De Lorean deal nets pounds 3m for taxpayer

The taxpayer is to get back just pounds 3m after the Government yesterday settled its 12-year battle to extract damages from the auditors of the failed Belfast car company, De Lorean.

The two sides yesterday agreed to settle their long legal tussle outside court with Arthur Andersen, the international firm of accountants agreeing to pay the Government pounds 18m compared with its claim of pounds 300m. However, the Government's legal costs since the case began in 1985 are estimated to have reached pounds 15m.

It will have to shoulder these itself, having decided to continue action against Arthur Andersen in the US courts after a New York judge threw out its lawsuit alleging conspiracy, fraud and negligence in February.

The Government's case was that Arthur Andersen failed to alert it to frauds taking place at De Lorean and the parlous state of its finances. The company set up by John De Lorean in West Belfast to build his gull- winged sports car collapsed in 1982 after soaking up pounds 77m of taxpayers' money.

Arthur Andersen's defence was that the Government had been aware early on of the company's financial problems but had been determined to keep it open for political reasons.

The case had been due to begin in New York early next year.

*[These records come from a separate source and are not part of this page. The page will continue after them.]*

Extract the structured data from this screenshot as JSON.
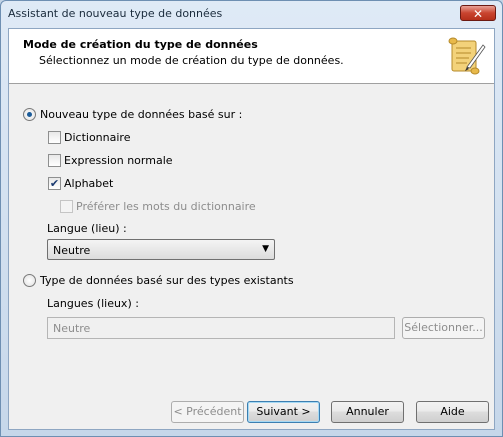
{
  "window": {
    "title": "Assistant de nouveau type de données",
    "close_glyph": "✕"
  },
  "header": {
    "title": "Mode de création du type de données",
    "subtitle": "Sélectionnez un mode de création du type de données."
  },
  "option_new": {
    "label": "Nouveau type de données basé sur :",
    "selected": true,
    "checkboxes": [
      {
        "label": "Dictionnaire",
        "checked": false,
        "enabled": true
      },
      {
        "label": "Expression normale",
        "checked": false,
        "enabled": true
      },
      {
        "label": "Alphabet",
        "checked": true,
        "enabled": true
      },
      {
        "label": "Préférer les mots du dictionnaire",
        "checked": false,
        "enabled": false
      }
    ],
    "langue_label": "Langue (lieu) :",
    "langue_value": "Neutre"
  },
  "option_existing": {
    "label": "Type de données basé sur des types existants",
    "selected": false,
    "langues_label": "Langues (lieux) :",
    "langues_value": "Neutre",
    "select_button": "Sélectionner..."
  },
  "footer": {
    "prev": "< Précédent",
    "next": "Suivant >",
    "cancel": "Annuler",
    "help": "Aide"
  },
  "icons": {
    "checkmark": "✔",
    "dropdown": "▼"
  },
  "colors": {
    "accent": "#1c5c99",
    "window_frame": "#c6d7ea",
    "close_button": "#c9442f"
  }
}
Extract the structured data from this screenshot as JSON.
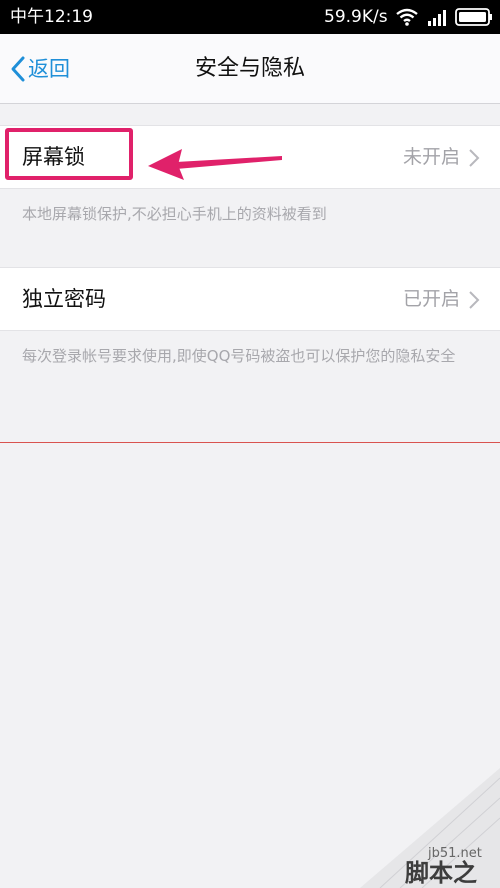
{
  "status_bar": {
    "time": "中午12:19",
    "network_speed": "59.9K/s"
  },
  "header": {
    "back_label": "返回",
    "title": "安全与隐私"
  },
  "settings": [
    {
      "label": "屏幕锁",
      "value": "未开启",
      "description": "本地屏幕锁保护,不必担心手机上的资料被看到"
    },
    {
      "label": "独立密码",
      "value": "已开启",
      "description": "每次登录帐号要求使用,即使QQ号码被盗也可以保护您的隐私安全"
    }
  ],
  "annotation": {
    "highlight_color": "#e0216a",
    "target": "屏幕锁"
  },
  "watermark": {
    "small": "jb51.net",
    "big": "脚本之家"
  },
  "colors": {
    "accent": "#1f8fd8",
    "background": "#f2f2f4",
    "secondary_text": "#a3a3a8"
  },
  "icons": {
    "wifi": "wifi-icon",
    "signal": "signal-icon",
    "battery": "battery-icon",
    "back": "chevron-left-icon",
    "row_arrow": "chevron-right-icon"
  }
}
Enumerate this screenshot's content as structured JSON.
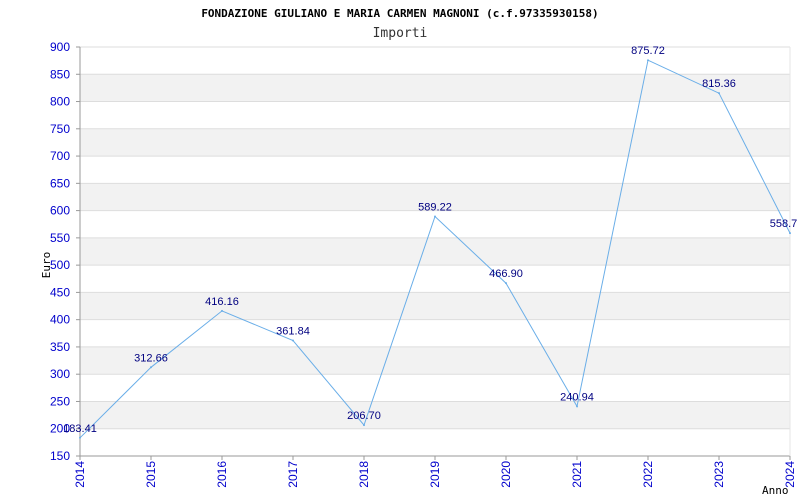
{
  "chart_data": {
    "type": "line",
    "title": "FONDAZIONE GIULIANO E MARIA CARMEN MAGNONI (c.f.97335930158)",
    "subtitle": "Importi",
    "xlabel": "Anno",
    "ylabel": "Euro",
    "x": [
      "2014",
      "2015",
      "2016",
      "2017",
      "2018",
      "2019",
      "2020",
      "2021",
      "2022",
      "2023",
      "2024"
    ],
    "y_ticks": [
      150,
      200,
      250,
      300,
      350,
      400,
      450,
      500,
      550,
      600,
      650,
      700,
      750,
      800,
      850,
      900
    ],
    "ylim": [
      150,
      900
    ],
    "series": [
      {
        "values": [
          183.41,
          312.66,
          416.16,
          361.84,
          206.7,
          589.22,
          466.9,
          240.94,
          875.72,
          815.36,
          558.7
        ],
        "labels": [
          "183.41",
          "312.66",
          "416.16",
          "361.84",
          "206.70",
          "589.22",
          "466.90",
          "240.94",
          "875.72",
          "815.36",
          "558.7"
        ]
      }
    ],
    "grid": true,
    "banded_background": true,
    "legend": "none",
    "colors": {
      "line": "#6aaee8",
      "band": "#f2f2f2",
      "grid": "#dddddd",
      "tick_text": "#0000cc",
      "data_label": "#000080"
    }
  }
}
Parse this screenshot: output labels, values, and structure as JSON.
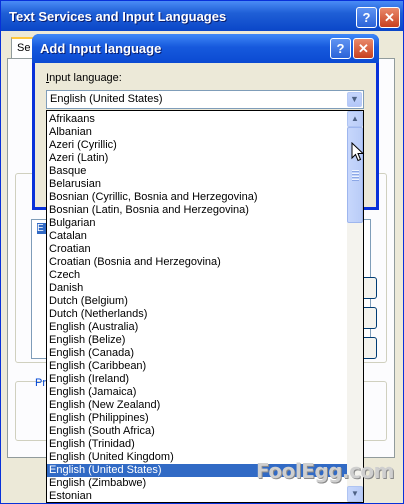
{
  "background_window": {
    "title": "Text Services and Input Languages",
    "tab_label": "Se",
    "preferences_label": "Pr",
    "selected_stub": "E"
  },
  "dialog": {
    "title": "Add Input language",
    "input_label_prefix": "I",
    "input_label_rest": "nput language:",
    "combo_value": "English (United States)"
  },
  "titlebar_buttons": {
    "help_glyph": "?",
    "close_glyph": "✕"
  },
  "dropdown": {
    "items": [
      "Afrikaans",
      "Albanian",
      "Azeri (Cyrillic)",
      "Azeri (Latin)",
      "Basque",
      "Belarusian",
      "Bosnian (Cyrillic, Bosnia and Herzegovina)",
      "Bosnian (Latin, Bosnia and Herzegovina)",
      "Bulgarian",
      "Catalan",
      "Croatian",
      "Croatian (Bosnia and Herzegovina)",
      "Czech",
      "Danish",
      "Dutch (Belgium)",
      "Dutch (Netherlands)",
      "English (Australia)",
      "English (Belize)",
      "English (Canada)",
      "English (Caribbean)",
      "English (Ireland)",
      "English (Jamaica)",
      "English (New Zealand)",
      "English (Philippines)",
      "English (South Africa)",
      "English (Trinidad)",
      "English (United Kingdom)",
      "English (United States)",
      "English (Zimbabwe)",
      "Estonian"
    ],
    "selected_item": "English (United States)",
    "scroll_up_glyph": "▲",
    "scroll_down_glyph": "▼",
    "combo_arrow_glyph": "▼"
  },
  "icons": {
    "help": "question-icon",
    "close": "close-icon",
    "cursor": "mouse-pointer-icon"
  },
  "colors": {
    "titlebar_blue": "#0a46c8",
    "selection_blue": "#316ac5",
    "close_red": "#c8401f",
    "dialog_face": "#ece9d8"
  },
  "watermark": "FoolEgg.com"
}
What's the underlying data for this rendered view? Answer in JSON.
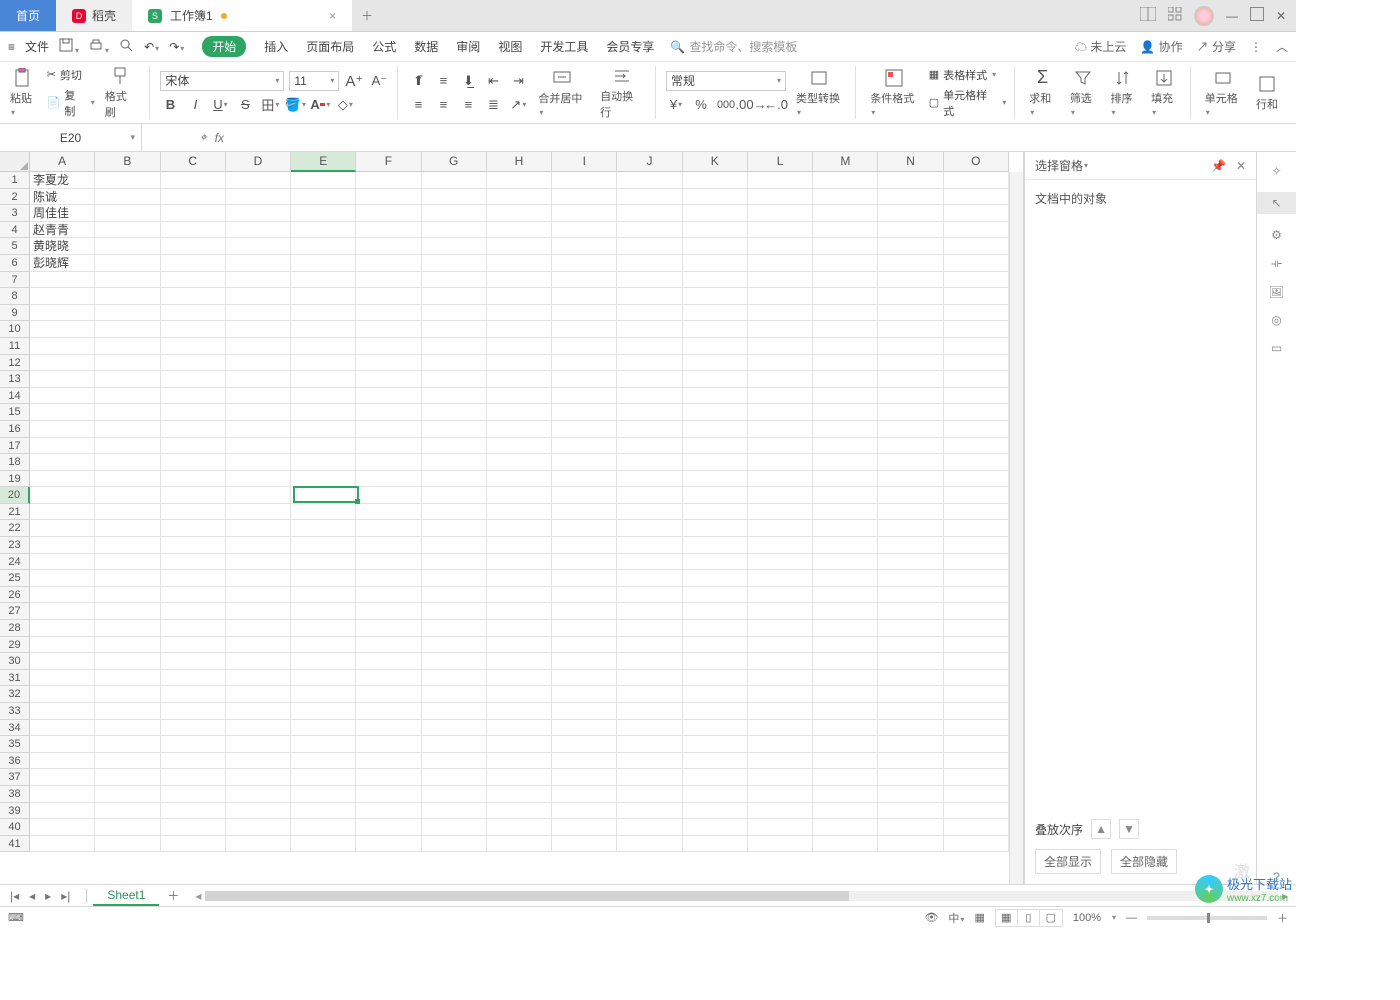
{
  "titlebar": {
    "home": "首页",
    "daoke": "稻壳",
    "workbook": "工作簿1"
  },
  "qat": {
    "file": "文件"
  },
  "menus": {
    "start": "开始",
    "insert": "插入",
    "layout": "页面布局",
    "formula": "公式",
    "data": "数据",
    "review": "审阅",
    "view": "视图",
    "devtools": "开发工具",
    "member": "会员专享"
  },
  "search_placeholder": "查找命令、搜索模板",
  "menuright": {
    "cloud": "未上云",
    "collab": "协作",
    "share": "分享"
  },
  "ribbon": {
    "paste": "粘贴",
    "cut": "剪切",
    "copy": "复制",
    "brush": "格式刷",
    "font": "宋体",
    "size": "11",
    "merge": "合并居中",
    "wrap": "自动换行",
    "numfmt": "常规",
    "typeconv": "类型转换",
    "condfmt": "条件格式",
    "tablestyle": "表格样式",
    "cellstyle": "单元格样式",
    "sum": "求和",
    "filter": "筛选",
    "sort": "排序",
    "fill": "填充",
    "cell": "单元格",
    "row": "行和"
  },
  "namebox": "E20",
  "columns": [
    "A",
    "B",
    "C",
    "D",
    "E",
    "F",
    "G",
    "H",
    "I",
    "J",
    "K",
    "L",
    "M",
    "N",
    "O"
  ],
  "selcol": "E",
  "rows": 41,
  "selrow": 20,
  "cells": {
    "A1": "李夏龙",
    "A2": "陈诚",
    "A3": "周佳佳",
    "A4": "赵青青",
    "A5": "黄晓晓",
    "A6": "彭晓辉"
  },
  "selpane": {
    "title": "选择窗格",
    "label": "文档中的对象",
    "stack": "叠放次序",
    "showall": "全部显示",
    "hideall": "全部隐藏"
  },
  "sheet": "Sheet1",
  "zoom": "100%",
  "watermark": {
    "a": "极光下载站",
    "b": "www.xz7.com"
  },
  "act": "激"
}
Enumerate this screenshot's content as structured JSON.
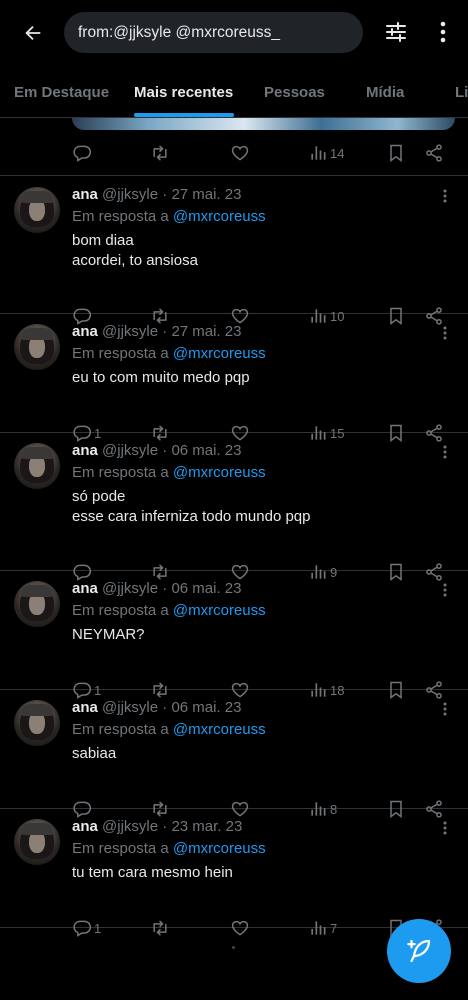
{
  "header": {
    "search_query": "from:@jjksyle @mxrcoreuss_"
  },
  "tabs": [
    {
      "label": "Em Destaque"
    },
    {
      "label": "Mais recentes"
    },
    {
      "label": "Pessoas"
    },
    {
      "label": "Mídia"
    },
    {
      "label": "Li"
    }
  ],
  "colors": {
    "accent": "#1d9bf0",
    "background": "#000000",
    "muted": "#71767b",
    "text": "#e7e9ea"
  },
  "partial_tweet": {
    "views": "14"
  },
  "tweets": [
    {
      "name": "ana",
      "handle": "@jjksyle",
      "date": "· 27 mai. 23",
      "reply_prefix": "Em resposta a",
      "reply_handle": "@mxrcoreuss",
      "lines": [
        "bom diaa",
        "acordei, to ansiosa"
      ],
      "replies": "",
      "views": "10"
    },
    {
      "name": "ana",
      "handle": "@jjksyle",
      "date": "· 27 mai. 23",
      "reply_prefix": "Em resposta a",
      "reply_handle": "@mxrcoreuss",
      "lines": [
        "eu to com muito medo pqp"
      ],
      "replies": "1",
      "views": "15"
    },
    {
      "name": "ana",
      "handle": "@jjksyle",
      "date": "· 06 mai. 23",
      "reply_prefix": "Em resposta a",
      "reply_handle": "@mxrcoreuss",
      "lines": [
        "só pode",
        "esse cara inferniza todo mundo pqp"
      ],
      "replies": "",
      "views": "9"
    },
    {
      "name": "ana",
      "handle": "@jjksyle",
      "date": "· 06 mai. 23",
      "reply_prefix": "Em resposta a",
      "reply_handle": "@mxrcoreuss",
      "lines": [
        "NEYMAR?"
      ],
      "replies": "1",
      "views": "18"
    },
    {
      "name": "ana",
      "handle": "@jjksyle",
      "date": "· 06 mai. 23",
      "reply_prefix": "Em resposta a",
      "reply_handle": "@mxrcoreuss",
      "lines": [
        "sabiaa"
      ],
      "replies": "",
      "views": "8"
    },
    {
      "name": "ana",
      "handle": "@jjksyle",
      "date": "· 23 mar. 23",
      "reply_prefix": "Em resposta a",
      "reply_handle": "@mxrcoreuss",
      "lines": [
        "tu tem cara mesmo hein"
      ],
      "replies": "1",
      "views": "7"
    }
  ],
  "icons": {
    "back": "arrow-left-icon",
    "filter": "sliders-icon",
    "more": "more-vertical-icon",
    "reply": "reply-icon",
    "retweet": "retweet-icon",
    "like": "heart-icon",
    "views": "views-icon",
    "bookmark": "bookmark-icon",
    "share": "share-icon",
    "compose": "compose-icon"
  }
}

Arthur Andersen is still fighting a $100m claim brought in parallel by David Allard, the trustee in bankruptcy for the De Lorean company. A spokesman for Arthur Andersen said: "Since we have reached a sound, sensible and reasonable agreement with the Government perhaps there is scope for a similar agreement with the trustee."

Arthur Andersen has paid a heavy price in other ways. It has not had a government contract for 12 years.